Un cartel japonés.
Un cartel japonés.

Se toca a rebato en Shinjuku.

Van a dar las dos de la madrugada —la hora de la calabaza en el populoso distrito de Tokio— y la fauna humana corre para hacerse con el último tren de la noche; tren que dejará en su camino a cientos de sonámbulos sin techo y alguna que otra princesa de diecisiete años sin escrúpulos. Son las que cobran, tanto en Roppongi como en Shibuya, dos mil quinientos yenes por media hora de conversación.

Perder el metro en otra ciudad del mundo sería una hecatombe pero aquí en Tokio, en la urbe de las avispas y de las personas que lavan su ropa a las cuatro de la mañana, puede resultar una oportunidad.

Para mí no lo es..., o no lo era aquel año del perro para los chinos.

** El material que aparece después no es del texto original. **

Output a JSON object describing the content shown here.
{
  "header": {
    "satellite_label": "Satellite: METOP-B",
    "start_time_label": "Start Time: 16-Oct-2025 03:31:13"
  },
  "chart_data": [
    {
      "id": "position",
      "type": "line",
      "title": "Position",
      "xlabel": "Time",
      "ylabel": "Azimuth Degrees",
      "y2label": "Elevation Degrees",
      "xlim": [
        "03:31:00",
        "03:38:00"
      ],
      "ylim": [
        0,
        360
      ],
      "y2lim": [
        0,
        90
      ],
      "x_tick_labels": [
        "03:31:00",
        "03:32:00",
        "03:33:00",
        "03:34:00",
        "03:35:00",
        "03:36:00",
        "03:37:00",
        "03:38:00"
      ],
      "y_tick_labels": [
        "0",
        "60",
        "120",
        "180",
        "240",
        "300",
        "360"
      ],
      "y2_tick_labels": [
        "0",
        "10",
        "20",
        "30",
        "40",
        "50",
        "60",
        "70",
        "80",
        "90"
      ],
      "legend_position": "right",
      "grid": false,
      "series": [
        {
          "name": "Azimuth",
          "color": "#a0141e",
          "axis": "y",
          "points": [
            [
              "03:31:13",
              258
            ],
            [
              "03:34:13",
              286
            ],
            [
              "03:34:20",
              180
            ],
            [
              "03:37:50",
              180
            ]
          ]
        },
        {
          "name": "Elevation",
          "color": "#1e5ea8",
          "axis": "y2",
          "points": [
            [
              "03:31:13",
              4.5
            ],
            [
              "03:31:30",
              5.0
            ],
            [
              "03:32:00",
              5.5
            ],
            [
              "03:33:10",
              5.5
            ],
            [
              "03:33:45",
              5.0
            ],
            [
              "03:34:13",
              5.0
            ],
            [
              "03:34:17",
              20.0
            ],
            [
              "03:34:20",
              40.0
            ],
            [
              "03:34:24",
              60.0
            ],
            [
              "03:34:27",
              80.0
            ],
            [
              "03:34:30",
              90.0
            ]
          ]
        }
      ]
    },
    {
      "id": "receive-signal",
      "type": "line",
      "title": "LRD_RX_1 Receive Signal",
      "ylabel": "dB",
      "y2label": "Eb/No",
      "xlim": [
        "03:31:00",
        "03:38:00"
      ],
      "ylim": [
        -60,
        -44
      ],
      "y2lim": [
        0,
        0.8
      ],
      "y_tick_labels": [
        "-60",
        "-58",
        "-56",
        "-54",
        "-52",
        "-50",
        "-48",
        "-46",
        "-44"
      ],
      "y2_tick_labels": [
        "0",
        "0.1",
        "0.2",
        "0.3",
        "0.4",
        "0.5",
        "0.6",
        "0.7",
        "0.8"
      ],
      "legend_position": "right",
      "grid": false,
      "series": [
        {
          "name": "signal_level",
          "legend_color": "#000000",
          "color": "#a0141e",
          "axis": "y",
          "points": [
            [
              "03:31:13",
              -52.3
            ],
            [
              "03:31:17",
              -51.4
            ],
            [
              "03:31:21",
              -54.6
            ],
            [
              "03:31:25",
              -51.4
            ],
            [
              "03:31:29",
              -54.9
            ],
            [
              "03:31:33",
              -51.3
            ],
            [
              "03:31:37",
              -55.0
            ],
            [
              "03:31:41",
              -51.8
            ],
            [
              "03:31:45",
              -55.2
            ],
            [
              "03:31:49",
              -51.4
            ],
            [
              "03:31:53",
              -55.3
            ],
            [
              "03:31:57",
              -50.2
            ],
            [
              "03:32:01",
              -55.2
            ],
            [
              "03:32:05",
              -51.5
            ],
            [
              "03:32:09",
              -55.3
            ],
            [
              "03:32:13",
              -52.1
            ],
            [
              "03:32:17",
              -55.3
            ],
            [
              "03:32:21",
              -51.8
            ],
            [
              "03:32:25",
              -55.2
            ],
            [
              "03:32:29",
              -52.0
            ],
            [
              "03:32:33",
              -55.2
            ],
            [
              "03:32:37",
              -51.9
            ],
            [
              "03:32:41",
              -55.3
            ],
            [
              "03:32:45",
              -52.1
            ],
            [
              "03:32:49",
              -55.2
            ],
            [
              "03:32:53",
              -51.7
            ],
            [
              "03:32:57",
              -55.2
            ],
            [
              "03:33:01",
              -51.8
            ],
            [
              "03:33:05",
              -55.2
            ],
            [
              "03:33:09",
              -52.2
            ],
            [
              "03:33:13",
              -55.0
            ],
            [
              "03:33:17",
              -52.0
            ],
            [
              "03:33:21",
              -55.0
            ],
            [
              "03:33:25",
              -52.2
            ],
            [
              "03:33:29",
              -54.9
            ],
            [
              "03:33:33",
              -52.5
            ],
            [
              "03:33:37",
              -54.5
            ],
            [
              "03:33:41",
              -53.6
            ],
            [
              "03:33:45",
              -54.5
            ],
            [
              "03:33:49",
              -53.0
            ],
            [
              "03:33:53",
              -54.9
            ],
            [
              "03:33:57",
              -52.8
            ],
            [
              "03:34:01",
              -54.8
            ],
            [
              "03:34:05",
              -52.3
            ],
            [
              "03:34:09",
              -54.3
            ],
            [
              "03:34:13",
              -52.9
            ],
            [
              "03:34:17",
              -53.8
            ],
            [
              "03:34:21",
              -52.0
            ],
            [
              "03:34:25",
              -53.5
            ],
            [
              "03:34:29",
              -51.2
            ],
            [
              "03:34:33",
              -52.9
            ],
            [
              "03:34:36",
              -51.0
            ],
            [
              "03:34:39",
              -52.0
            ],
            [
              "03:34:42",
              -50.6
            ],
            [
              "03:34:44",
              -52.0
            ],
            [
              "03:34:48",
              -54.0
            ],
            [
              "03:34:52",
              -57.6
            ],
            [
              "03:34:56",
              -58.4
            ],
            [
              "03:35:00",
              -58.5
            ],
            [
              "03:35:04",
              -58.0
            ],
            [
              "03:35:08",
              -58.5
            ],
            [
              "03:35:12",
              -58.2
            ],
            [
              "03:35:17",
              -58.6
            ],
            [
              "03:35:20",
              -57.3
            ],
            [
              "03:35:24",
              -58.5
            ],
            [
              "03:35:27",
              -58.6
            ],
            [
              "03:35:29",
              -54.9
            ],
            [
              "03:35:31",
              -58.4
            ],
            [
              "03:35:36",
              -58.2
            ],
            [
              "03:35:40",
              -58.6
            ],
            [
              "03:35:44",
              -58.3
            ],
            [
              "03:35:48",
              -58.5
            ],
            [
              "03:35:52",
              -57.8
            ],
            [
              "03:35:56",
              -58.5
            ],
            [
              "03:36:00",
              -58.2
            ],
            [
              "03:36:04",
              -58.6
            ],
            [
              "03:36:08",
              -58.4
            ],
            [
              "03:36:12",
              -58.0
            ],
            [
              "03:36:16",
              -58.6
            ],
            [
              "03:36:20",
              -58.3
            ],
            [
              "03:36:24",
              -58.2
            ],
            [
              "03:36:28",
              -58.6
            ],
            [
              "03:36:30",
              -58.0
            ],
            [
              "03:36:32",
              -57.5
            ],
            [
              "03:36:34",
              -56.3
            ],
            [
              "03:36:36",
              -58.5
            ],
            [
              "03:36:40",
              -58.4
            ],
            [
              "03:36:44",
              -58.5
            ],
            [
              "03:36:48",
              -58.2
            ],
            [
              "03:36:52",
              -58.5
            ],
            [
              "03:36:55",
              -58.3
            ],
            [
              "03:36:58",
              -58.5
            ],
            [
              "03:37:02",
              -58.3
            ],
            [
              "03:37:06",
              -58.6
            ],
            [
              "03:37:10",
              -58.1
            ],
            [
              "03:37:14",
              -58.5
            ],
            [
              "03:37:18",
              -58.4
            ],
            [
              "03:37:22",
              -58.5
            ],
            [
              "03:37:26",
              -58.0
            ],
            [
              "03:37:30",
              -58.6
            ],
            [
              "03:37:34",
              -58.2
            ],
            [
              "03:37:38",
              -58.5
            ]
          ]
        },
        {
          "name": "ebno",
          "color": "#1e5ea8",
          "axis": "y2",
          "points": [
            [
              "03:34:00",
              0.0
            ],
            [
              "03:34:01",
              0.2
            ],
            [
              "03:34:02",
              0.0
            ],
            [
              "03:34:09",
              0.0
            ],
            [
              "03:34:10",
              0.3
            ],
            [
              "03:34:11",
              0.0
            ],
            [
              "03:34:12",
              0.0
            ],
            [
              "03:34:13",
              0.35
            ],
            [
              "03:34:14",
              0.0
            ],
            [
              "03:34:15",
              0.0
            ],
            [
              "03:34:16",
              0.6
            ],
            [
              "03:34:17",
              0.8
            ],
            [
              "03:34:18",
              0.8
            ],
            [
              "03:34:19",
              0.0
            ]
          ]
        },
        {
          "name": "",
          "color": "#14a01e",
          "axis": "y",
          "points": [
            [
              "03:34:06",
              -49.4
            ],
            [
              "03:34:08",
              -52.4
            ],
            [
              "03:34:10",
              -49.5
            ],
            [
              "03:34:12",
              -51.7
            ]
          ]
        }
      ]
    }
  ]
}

Sólo quería llegar a mi hotel en Nakasu y comenzar otro día como si nada hubiera sucedido.

Así que saqué mi billete como mejor pude en esas pantallitas robotizadas que podían venderte un viaje al fin del mundo pero curiosamente no sabían inglés y me lancé a la captura de mi tranvía llamado olvido. Es curioso cómo chillan las máquinas en una sociedad donde las personas apenas alcanzan a hablar con el que tienen al lado.

Qué suerte tengo. He sido de los últimos pensé al entrar en el tranvía abarrotado.

Pero qué equivocado estaba. No pasaron ni dos minutos cuando el interior del vagón duplicó la capacidad de aquel avispero inyectado de prisa y rendición.

Dentro de aquel cubículo de neón barato todo eran brazos, piernas y cabezas aunque afortunadamente me salvaba mi altura; unos centímetros que me convertían en un gigante para la mayoría de los asiáticos y que me daban la posibilidad de observar desde el cielo aquel extraño mar de carne —oscuro y silencioso— repleto de náufragos.

Cerca de mí —tanto que podía oler su aliento a cerveza— chillaba para los insectos una joven de pelo rojo. Digo para los insectos porque ni nadie ni yo —que como he dicho estaba pegado a ella— habríamos sido capaces, ni en cien años, de poner tono a aquellos gritos cibernéticos que reflejaban aquel aniñado rostro de Munch.

Qué lejos se encontraba ella de mi infancia donde se gritaba hasta el pedir pan a tu madre o anunciar la alegría.

La cara de la muchacha, pálida y gris como ciertas mañanas tristes que tuve en Fukuoka, mostraban los tonos del rigor mortis de los que no saben o no quieren regresar a casa. La salvaban de la miseria unas pegatinas fluorescentes, con forma de estrella americana, estrelladas en cada uno de sus mofletes aguados.

A los pocos segundos de bajar en mi parada pensé —como pensó Saramago un día en Amarante— en cómo serían sus verdaderos días de tormenta. Si serían silenciosos, enfermizos o la llevarían a buscar refugio en aquello que llamaban internet. Porque apuesto mi alma que aquella niña distaba mucho de estar padeciendo una tormenta. Me remito a la estúpida forma que tenía de restregarse las lágrimas.